Certains prisonniers ont été fusillés sur place. Les martyrs de cette bataille qui étaient sous le commandement de martyre Ould El Mustapha dit Si Marouane sont :
*Zenasni Kouider-* Attar Mustapha-* Chahbouni Lahbib ouled Mohamed mezziane-* M’rabet Mohamed-*Adaci Miloud -* Boubaker Lahbib-* Kadri Ahmed-*Boutayeb AEK-*Kadri Mohamed-*El Louarssoussi Mohamed-*Belabid Youcef-*Kadri-* et dix autres martyre non identifiés
Les prisonniers étaient :
Bentrari Kada-* salmi Ahmed et les rescapés Zenasni Ahmed et Soussi Mohamed.

Témoignages
Le récit de la bataille a été rapporté par les temoignages du moudjahid :
* Hadj Abderrahmane Mohamed ne en 1932 à benisaf militant du PPA il était sous l ordre de Si Hocine ouled Si Allal membre de l’association des oulémas .il a rejoint le FLN en septembre 1953. Il est encore en vie.

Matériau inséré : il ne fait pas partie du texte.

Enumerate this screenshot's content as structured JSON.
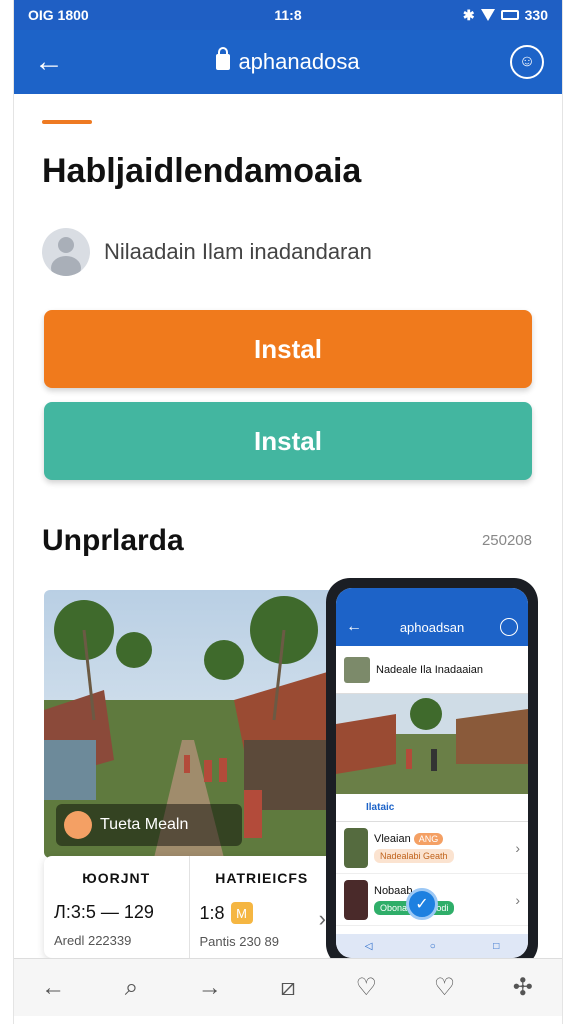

*Zenasni Ahmed alias Djaafar né 25-11-1931 Benisaf rejoint le FLN en décembre 1954 en qualité de Fidai il était sous l ordre de Si Marouane ensuite il a été incorporé dans l’ALN en tant que djoundi

Conclusion
La bataille d’El-M’kadids a bien eu lieu, dans la géographie bien ciblée , c’était une grande bataille ou l’aviation avait participé vu son importance , les causes du déclenchement de la bataille par l’armée française sont dues certainement à partir d’une délation ou plus exactement d’une dénonciation par des harkis , le fil et la stratégie du déroulement de la bataille reste toujours un fait historique étrange dont seul l’administration détentrice des archives de cette dite bataille ; pourrait éventuellement dévoiler la nature et les causes du déroulement de cette même bataille .les Moudjahidines tombés dans le champs d’honneurs du Douar M’Kadids sont bien connus . Le peu des rescapés, ne sont plus de ce monde et ceux qui ont assisté visuellement à la bataille ne peuvent fournir les éléments de réponses que les historiens devront prendre en charge, la remise des archives par la France serait un atout majeur pour la réécriture de l’histoire car l’oralité des choses sont marqués par du subjectivisme flagrant teinté d’un sentimentalisme profond. La bataille n’était que la finalité de tout un processus de stratégie, de tactique, de logistique, d’occupation de géographie, de liaison de responsabilité du haut jusqu’au bas niveau il ya aussi le contexte politique période de Guy Mollet-J.Soustelle-R.Lacoste……l’histoire devrait prendre en charge tous ces angles et concepts pour mieux objectiver le fait et positiver l’événement.
BENALLAL MOHAMED
-Source : Bataille du Douar El M’Kadids revue en arabe 1er Novembre N° 166.
-Documents sur la bataille du Douar El M’Kadids –musée du Moudjahid de Benisaf.